Savage Worlds is NOT a simulation. This is the inverse of cinematic. Whether this is a positive or negative is a matter left to the GM and the players. It is certainly not as realistic or as mathematically accurate as GURPS or Hero.
Savage Worlds has a very pulp feel to it, and lends itself best to a pulp sort of game. Certainly one can play pretty much anything, but it is clearly at its best with a pulp style of game.
Savage Worlds is intrinsically pretty light hearted in terms of the mood of the game. As such in a truly gritty game, or a horror game may be more difficult to establish the atmosphere.

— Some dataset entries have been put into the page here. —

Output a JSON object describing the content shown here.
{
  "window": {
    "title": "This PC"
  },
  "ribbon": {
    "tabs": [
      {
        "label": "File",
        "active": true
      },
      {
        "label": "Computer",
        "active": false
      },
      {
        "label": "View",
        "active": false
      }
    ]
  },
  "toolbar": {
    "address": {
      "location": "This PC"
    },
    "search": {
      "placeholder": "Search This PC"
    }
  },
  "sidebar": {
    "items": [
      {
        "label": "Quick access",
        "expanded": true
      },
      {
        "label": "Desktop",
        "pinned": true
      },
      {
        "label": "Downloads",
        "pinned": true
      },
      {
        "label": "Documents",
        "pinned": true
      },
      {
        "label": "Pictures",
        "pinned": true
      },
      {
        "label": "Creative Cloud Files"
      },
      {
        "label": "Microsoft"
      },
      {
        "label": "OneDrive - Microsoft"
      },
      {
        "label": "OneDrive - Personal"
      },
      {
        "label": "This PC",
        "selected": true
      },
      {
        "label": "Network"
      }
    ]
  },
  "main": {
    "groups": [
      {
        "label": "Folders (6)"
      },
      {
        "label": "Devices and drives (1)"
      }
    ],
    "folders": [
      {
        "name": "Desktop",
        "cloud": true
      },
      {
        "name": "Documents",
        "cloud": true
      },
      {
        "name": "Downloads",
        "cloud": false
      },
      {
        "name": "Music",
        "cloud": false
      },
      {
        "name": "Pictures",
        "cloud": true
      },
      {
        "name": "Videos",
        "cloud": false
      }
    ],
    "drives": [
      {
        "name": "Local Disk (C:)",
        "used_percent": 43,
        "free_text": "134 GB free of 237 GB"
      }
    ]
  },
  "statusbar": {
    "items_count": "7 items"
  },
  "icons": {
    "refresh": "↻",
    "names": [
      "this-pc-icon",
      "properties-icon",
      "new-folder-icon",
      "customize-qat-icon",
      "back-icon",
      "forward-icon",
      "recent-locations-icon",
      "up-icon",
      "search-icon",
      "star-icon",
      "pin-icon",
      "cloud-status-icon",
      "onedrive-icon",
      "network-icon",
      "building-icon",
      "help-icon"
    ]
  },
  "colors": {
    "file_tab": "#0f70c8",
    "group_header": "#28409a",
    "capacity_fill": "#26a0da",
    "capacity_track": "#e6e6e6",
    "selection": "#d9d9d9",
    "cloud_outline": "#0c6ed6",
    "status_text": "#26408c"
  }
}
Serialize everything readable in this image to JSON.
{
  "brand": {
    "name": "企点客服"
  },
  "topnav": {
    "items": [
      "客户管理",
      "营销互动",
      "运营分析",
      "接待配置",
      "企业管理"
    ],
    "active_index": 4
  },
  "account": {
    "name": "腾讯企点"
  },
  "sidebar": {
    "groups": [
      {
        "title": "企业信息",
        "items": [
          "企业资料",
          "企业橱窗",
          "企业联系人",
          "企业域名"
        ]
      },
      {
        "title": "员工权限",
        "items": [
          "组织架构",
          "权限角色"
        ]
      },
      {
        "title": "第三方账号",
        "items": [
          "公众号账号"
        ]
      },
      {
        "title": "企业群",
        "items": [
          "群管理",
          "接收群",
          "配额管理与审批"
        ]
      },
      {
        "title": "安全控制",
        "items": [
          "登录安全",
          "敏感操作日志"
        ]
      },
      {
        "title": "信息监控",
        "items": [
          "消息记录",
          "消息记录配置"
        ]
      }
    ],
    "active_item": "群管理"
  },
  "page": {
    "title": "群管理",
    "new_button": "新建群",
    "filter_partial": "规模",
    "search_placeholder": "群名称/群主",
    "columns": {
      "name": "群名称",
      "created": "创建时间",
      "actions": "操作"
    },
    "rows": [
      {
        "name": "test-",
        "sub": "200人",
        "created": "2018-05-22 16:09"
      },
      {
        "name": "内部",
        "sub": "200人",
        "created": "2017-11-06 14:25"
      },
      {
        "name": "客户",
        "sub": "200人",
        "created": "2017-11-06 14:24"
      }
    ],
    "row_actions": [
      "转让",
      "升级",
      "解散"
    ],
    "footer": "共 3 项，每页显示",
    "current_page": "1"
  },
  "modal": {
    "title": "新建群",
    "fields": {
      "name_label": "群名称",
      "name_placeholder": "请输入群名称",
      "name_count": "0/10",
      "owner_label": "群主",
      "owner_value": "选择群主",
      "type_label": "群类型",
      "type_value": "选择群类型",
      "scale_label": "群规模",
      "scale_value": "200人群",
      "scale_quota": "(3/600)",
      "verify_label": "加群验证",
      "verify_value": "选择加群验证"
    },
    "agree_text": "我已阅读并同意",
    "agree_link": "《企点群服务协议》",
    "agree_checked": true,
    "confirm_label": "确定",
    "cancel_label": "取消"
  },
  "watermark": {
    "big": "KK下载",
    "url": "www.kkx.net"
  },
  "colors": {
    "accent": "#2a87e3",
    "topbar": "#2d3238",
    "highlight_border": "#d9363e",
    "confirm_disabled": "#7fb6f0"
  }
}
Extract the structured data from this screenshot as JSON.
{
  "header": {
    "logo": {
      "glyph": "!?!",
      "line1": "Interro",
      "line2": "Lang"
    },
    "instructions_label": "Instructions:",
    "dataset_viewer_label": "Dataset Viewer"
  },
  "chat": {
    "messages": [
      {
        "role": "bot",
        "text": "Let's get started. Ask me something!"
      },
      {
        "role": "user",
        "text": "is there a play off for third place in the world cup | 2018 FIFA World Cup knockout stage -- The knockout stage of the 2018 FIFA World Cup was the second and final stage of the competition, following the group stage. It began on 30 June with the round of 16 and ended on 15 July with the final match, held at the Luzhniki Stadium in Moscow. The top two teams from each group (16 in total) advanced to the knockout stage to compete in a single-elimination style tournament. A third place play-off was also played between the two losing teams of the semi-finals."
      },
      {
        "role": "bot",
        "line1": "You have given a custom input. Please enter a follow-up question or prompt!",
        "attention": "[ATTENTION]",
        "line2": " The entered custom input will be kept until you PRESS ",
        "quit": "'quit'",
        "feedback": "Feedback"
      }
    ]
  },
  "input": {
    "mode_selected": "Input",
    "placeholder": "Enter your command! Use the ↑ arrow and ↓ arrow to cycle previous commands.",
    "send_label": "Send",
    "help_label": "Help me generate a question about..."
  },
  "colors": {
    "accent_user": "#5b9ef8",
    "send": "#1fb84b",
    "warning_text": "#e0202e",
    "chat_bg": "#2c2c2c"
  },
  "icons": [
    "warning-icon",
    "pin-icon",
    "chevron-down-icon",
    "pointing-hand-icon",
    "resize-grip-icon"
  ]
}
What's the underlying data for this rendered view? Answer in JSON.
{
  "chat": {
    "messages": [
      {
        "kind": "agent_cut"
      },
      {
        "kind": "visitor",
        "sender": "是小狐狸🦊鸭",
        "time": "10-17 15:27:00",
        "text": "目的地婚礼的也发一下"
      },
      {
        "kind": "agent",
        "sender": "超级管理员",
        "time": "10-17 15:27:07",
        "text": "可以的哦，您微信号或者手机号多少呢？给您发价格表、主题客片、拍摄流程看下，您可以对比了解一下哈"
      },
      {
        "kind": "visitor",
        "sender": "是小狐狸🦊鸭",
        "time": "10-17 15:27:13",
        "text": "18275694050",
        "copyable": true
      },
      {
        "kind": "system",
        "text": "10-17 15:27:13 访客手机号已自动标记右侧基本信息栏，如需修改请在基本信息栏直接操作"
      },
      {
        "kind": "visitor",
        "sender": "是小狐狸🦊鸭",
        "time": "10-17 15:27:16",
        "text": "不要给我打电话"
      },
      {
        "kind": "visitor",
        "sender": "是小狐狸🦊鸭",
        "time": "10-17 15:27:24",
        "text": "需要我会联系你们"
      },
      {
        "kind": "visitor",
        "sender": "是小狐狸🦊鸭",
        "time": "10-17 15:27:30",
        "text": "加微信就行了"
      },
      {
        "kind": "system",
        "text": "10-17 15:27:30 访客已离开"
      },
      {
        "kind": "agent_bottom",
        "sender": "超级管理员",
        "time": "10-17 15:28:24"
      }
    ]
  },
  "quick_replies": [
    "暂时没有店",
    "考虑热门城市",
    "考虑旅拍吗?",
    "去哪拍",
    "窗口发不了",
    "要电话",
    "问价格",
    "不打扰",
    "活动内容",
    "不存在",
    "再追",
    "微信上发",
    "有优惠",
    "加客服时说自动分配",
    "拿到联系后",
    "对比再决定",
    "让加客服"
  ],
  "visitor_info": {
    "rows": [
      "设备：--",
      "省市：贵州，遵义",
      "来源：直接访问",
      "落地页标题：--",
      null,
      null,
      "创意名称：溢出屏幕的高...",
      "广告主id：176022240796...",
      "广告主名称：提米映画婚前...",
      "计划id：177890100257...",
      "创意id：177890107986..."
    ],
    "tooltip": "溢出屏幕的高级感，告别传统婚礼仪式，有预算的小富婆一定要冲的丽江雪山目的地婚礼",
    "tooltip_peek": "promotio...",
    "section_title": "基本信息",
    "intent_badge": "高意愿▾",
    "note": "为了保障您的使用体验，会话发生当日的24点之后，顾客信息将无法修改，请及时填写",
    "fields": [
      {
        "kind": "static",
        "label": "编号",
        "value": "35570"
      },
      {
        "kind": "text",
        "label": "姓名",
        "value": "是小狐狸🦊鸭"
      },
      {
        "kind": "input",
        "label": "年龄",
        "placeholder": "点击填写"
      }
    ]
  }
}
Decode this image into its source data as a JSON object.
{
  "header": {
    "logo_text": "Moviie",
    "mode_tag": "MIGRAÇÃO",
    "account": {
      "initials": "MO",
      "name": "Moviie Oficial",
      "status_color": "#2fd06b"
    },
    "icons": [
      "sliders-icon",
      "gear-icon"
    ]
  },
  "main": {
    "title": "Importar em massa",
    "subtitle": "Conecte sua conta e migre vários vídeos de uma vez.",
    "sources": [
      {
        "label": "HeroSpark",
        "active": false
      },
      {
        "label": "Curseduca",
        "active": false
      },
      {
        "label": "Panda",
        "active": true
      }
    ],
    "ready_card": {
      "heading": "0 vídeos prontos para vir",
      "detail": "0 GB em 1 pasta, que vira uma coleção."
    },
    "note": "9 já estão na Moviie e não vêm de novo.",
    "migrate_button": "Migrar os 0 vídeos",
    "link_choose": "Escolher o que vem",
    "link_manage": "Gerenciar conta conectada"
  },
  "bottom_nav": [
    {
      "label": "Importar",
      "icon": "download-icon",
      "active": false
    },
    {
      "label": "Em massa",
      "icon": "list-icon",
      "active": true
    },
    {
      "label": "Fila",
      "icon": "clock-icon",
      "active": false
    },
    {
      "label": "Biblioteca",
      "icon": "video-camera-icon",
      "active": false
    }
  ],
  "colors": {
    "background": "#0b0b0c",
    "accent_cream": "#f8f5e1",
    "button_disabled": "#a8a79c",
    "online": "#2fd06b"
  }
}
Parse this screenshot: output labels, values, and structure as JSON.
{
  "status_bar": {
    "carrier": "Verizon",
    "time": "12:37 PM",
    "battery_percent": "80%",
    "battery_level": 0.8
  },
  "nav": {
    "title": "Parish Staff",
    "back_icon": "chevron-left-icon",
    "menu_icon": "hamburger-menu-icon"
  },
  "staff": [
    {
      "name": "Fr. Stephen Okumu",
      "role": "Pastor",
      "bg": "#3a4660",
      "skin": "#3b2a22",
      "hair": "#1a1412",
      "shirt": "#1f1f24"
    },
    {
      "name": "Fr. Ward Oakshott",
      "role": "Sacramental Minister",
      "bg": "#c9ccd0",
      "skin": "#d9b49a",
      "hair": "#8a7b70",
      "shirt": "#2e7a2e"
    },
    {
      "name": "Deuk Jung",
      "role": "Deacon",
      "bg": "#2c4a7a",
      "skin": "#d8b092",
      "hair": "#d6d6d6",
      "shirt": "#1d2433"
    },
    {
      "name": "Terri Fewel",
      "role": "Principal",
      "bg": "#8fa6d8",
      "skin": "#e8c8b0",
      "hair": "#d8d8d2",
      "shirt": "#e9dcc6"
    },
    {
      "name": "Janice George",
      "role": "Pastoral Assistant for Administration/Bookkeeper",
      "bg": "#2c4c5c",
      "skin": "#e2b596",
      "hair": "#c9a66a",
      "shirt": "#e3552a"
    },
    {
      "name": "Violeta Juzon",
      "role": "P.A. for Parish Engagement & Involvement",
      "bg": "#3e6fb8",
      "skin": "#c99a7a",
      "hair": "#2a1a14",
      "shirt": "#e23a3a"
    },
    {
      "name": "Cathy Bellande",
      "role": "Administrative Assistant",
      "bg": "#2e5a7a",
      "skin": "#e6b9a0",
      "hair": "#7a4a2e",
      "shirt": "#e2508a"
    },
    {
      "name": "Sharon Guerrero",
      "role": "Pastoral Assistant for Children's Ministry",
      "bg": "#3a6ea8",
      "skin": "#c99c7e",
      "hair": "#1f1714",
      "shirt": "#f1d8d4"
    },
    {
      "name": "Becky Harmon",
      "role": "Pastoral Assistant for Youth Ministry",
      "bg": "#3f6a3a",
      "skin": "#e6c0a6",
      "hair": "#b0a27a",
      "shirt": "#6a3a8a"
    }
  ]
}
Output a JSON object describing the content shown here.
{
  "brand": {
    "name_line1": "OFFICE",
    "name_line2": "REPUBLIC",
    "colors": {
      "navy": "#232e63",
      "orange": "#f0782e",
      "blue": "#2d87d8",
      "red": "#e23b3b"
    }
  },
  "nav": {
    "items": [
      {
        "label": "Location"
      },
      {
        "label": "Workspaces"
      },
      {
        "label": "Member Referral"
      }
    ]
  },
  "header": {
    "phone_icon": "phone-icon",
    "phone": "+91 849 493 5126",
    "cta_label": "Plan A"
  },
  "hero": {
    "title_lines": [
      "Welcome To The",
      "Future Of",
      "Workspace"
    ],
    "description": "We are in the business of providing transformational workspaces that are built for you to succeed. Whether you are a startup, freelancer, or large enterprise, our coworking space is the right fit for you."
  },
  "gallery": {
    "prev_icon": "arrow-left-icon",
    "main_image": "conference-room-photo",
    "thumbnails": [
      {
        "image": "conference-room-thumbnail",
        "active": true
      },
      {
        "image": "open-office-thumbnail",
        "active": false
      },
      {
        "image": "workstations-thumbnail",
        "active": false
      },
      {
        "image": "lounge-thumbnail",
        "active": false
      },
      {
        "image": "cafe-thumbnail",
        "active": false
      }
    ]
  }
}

Conclusions and Suggestions
Savage Worlds is a great bang for the buck investment in gaming. It’s great for putting together a fun high energy game in a hurry and wonderful for bringing in players who aren’t familiar with the game system. If you want a flexible high energy game system it’s a great pick. If you want a mathematically accurate simulation it’s not the game for you.
Pinnacle Entertainment Group publishes a number of one page adventures that play really quickly and take very little in the way of setup to run and come with pre-generated characters.
I like to keep several copies of the Savage Worlds Test Drive available for the players as a quick reference for how to do most things in the game.
Pinnacle also provides great support and an active forum.